Studies on the subject of insurance price changes claim that Obamacare premiums for many of the middle aged and seniors will go down. But in order for Obamacare to succeed the costs for the younger generation will have to see a dramatic increase.

The Supreme Court said the average healthcare cost per year for twenty-somethings used to be $854. In order for Obamacare exchanges to break even the the projected cost requires 2.7 million Americans in the 18-35 age range to spend $5,800 a year per individual.

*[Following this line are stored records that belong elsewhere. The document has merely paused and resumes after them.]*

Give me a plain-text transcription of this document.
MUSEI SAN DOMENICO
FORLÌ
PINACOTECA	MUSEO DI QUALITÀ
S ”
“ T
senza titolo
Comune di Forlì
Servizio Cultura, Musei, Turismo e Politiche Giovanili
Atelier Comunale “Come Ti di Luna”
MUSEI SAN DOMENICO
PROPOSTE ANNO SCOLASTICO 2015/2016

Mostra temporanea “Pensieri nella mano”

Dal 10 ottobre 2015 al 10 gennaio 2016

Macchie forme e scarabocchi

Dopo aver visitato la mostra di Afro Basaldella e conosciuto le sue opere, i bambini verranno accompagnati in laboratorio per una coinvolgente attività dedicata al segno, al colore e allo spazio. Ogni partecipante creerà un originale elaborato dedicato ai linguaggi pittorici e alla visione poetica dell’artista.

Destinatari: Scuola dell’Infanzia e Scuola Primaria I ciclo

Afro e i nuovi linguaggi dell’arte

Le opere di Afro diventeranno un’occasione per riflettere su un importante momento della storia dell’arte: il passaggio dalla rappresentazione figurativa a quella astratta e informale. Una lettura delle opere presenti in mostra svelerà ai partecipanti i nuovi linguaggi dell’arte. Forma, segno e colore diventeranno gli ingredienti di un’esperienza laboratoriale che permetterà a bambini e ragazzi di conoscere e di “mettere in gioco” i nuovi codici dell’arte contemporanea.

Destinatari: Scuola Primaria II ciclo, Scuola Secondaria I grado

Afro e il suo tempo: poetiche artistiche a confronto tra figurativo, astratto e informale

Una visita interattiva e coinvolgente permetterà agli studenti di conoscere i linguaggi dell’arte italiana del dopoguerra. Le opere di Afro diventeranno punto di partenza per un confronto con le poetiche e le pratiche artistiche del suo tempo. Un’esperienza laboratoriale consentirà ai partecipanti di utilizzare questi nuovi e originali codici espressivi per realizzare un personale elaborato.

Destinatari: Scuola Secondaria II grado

Additionally, many are concerned about the effects Obamacare will have on Social Security, the national debt, inflation and the value of the dollar. In order to enforce the Obamacare penalty the IRS had to expand greatly, which comes at a cost. Obamacare is funded by $52 billion in business taxes as well as $27 billion on drug companies and $20 billion on medical device makers. Back in 2011 the Congressional Budget Office (CBO) estimated that Obamacare will result in an estimated 800,000 fewer US jobs. The Obamacare CBO job loss estimate has since grown to seven million jobs according to some results, but only time will tell for certain.

Obamacare Alternatives

Obamacare alternatives do exist for the State exchanges, including religious health care sharing groups and tax breaks for individually purchased health care for part-time workers, the self-employed and for small businesses. The Affordable Care Act does not specifically force anyone into the Obamacare exchanges so be sure to shop around for alternatives before making a decision for your family.

What do you think of the Obamacare exchanges rates? Will you be signing up?